The love of natural fabrics such as cotton, linen, silk, and hemp and the love of batik and tie-dye led me to develop a clothing line called Natural Feelings while living in Ghana, West Africa.  My passion for painting led me to created a line of African inspired home décor and a line of jewelry with beads collected from all over the world.  As a multi-talented artist, painting, batiks, jewelry and home décor, influence each other.

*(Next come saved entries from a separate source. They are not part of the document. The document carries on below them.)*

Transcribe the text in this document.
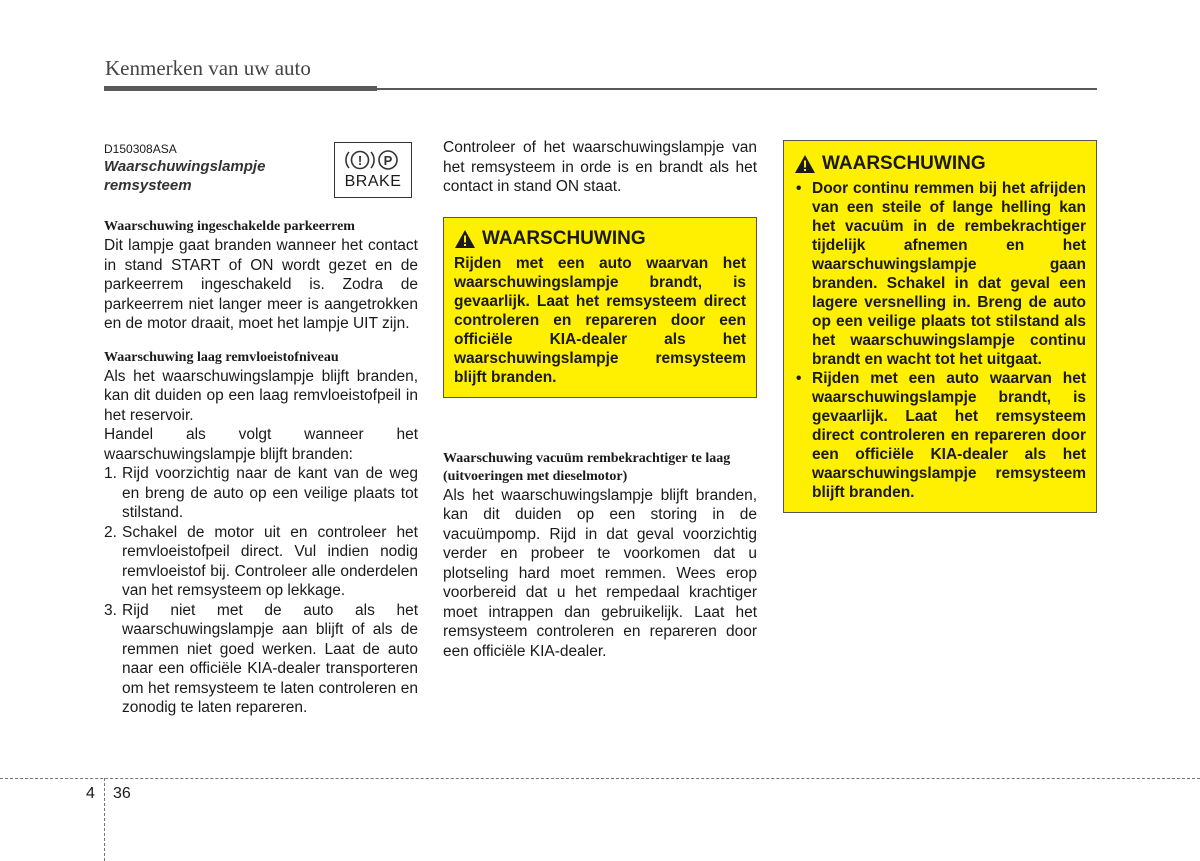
Kenmerken van uw auto
D150308ASA
Waarschuwingslampje
remsysteem
! P
BRAKE
Waarschuwing ingeschakelde parkeerrem

Dit lampje gaat branden wanneer het contact in stand START of ON wordt gezet en de parkeerrem ingeschakeld is. Zodra de parkeerrem niet langer meer is aangetrokken en de motor draait, moet het lampje UIT zijn.

Waarschuwing laag remvloeistofniveau

Als het waarschuwingslampje blijft branden, kan dit duiden op een laag remvloeistofpeil in het reservoir.

Handel als volgt wanneer het waarschuwingslampje blijft branden:

1. Rijd voorzichtig naar de kant van de weg en breng de auto op een veilige plaats tot stilstand.
2. Schakel de motor uit en controleer het remvloeistofpeil direct. Vul indien nodig remvloeistof bij. Controleer alle onderdelen van het remsysteem op lekkage.
3. Rijd niet met de auto als het waarschuwingslampje aan blijft of als de remmen niet goed werken. Laat de auto naar een officiële KIA-dealer transporteren om het remsysteem te laten controleren en zonodig te laten repareren.

Controleer of het waarschuwingslampje van het remsysteem in orde is en brandt als het contact in stand ON staat.

WAARSCHUWING
Rijden met een auto waarvan het waarschuwingslampje brandt, is gevaarlijk. Laat het remsysteem direct controleren en repareren door een officiële KIA-dealer als het waarschuwingslampje remsysteem blijft branden.
Waarschuwing vacuüm rembekrachtiger te laag (uitvoeringen met dieselmotor)

Als het waarschuwingslampje blijft branden, kan dit duiden op een storing in de vacuümpomp. Rijd in dat geval voorzichtig verder en probeer te voorkomen dat u plotseling hard moet remmen. Wees erop voorbereid dat u het rempedaal krachtiger moet intrappen dan gebruikelijk. Laat het remsysteem controleren en repareren door een officiële KIA-dealer.

WAARSCHUWING
• Door continu remmen bij het afrijden van een steile of lange helling kan het vacuüm in de rembekrachtiger tijdelijk afnemen en het waarschuwingslampje gaan branden. Schakel in dat geval een lagere versnelling in. Breng de auto op een veilige plaats tot stilstand als het waarschuwingslampje continu brandt en wacht tot het uitgaat.
• Rijden met een auto waarvan het waarschuwingslampje brandt, is gevaarlijk. Laat het remsysteem direct controleren en repareren door een officiële KIA-dealer als het waarschuwingslampje remsysteem blijft branden.
4 36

As a young girl grown up in Washington DC, Saturdays were spent with my mother and sister in fabric stores admiring the colors, textures and designs printed on fabric.  I was unaware of the vocation as a textile designer until I met Lois Maylou Jones a textile designer herself who was my first design teacher at Howard University.  Many years later while living in Ghana, I decided to design a clothing line using colorful, multi patterned batik fabrics to create fun, fabulous fashion for the plus size woman.  Clothes for any occasion, easy to dress up or down, made with 100% natural fabric, which are easy to wear and care for.  African women have always dressed appropriately for their size with class and style.  However, many of the traditional styles are passé which inspired me to blend the fashion traditions from Africa, Europe, American and Asia using hand dyed batiks from Ghana, a perfect place for this venture since the Ghanaians are very accomplished batik artists and tailors.

Our fashion designs are quite unique because we batiks our fabric by stamping or painting the wax onto fabric which is then dyed, it takes lots of skill and is very labor intensive.  We can produce about 36 yards of fabric per day.  The finished batik fabric is made into garments, which are designed to fit a wide range of sizes and shapes.  The layering technique gives our prints a very interesting three-dimensional quality and we incorporate symbols from around the globe, which are sophisticated ethnic fashions, which has great universal appeal.  

From these early beginnings, my journeys have taken me throughout the world.  We were caught in a coup in Uganda, witnessed Mobutu’s dictatorship in Zaire, participated in a bridal festival in Morocco, climbed Mount Sinai in Egypt, and stood on the Gulf of Guinea banks to witness the re-interment of African slaves from America and the Caribbean.  While living in Morocco we drove through Europe to the Normandy to pay respect to World War II Veteran.  Drove through the Rift valley in Kenya to Mombasa on the Indian Ocean, view the Serengeti by airplane and hiked in Rwanda to visit the gorillas while living in Uganda.  

Many of my fondest memories are of Sunday evenings spent with good friends and jazz on a felucca in the Nile River in Cairo Egypt.  Coming across a band of Pygmies near the Mountain of the Moon in Uganda and Sunday afternoon brunches in an old Plantation House in Georgetown Guyana with friends. 

Our move to Africa was welcomed and started me on a path that would take my art to a new dimension.  Nature has always been my source of inspiration.  The changing colors of drying leaves and flowers as they fall, seeds and pods in all varieties of brown, pink and coral seashell on beige and yellow ocher sand, blue black skin and navy blue lips, swaying floral prints and shades of black brown people and pink people.  

Since then, I have lived in Northern, Central, and West Africa over a period 26 years.  Living in Morocco my whole color and design sense changed.  The soft amber tones of the desert, terracotta, white washed, golden Moroccan cities with occasional geometric tile formations of vivid yellow, turquoise, orange, and green tiles on Mosque spiraling up to the heavens is what impacts my color sense.  I had never seen color used in that way.  Berber jewelry worn by women of the Atlas Mountains so inspired me that I did intensive study of Berber symbols and Islamic patterns for a t-shirt collection.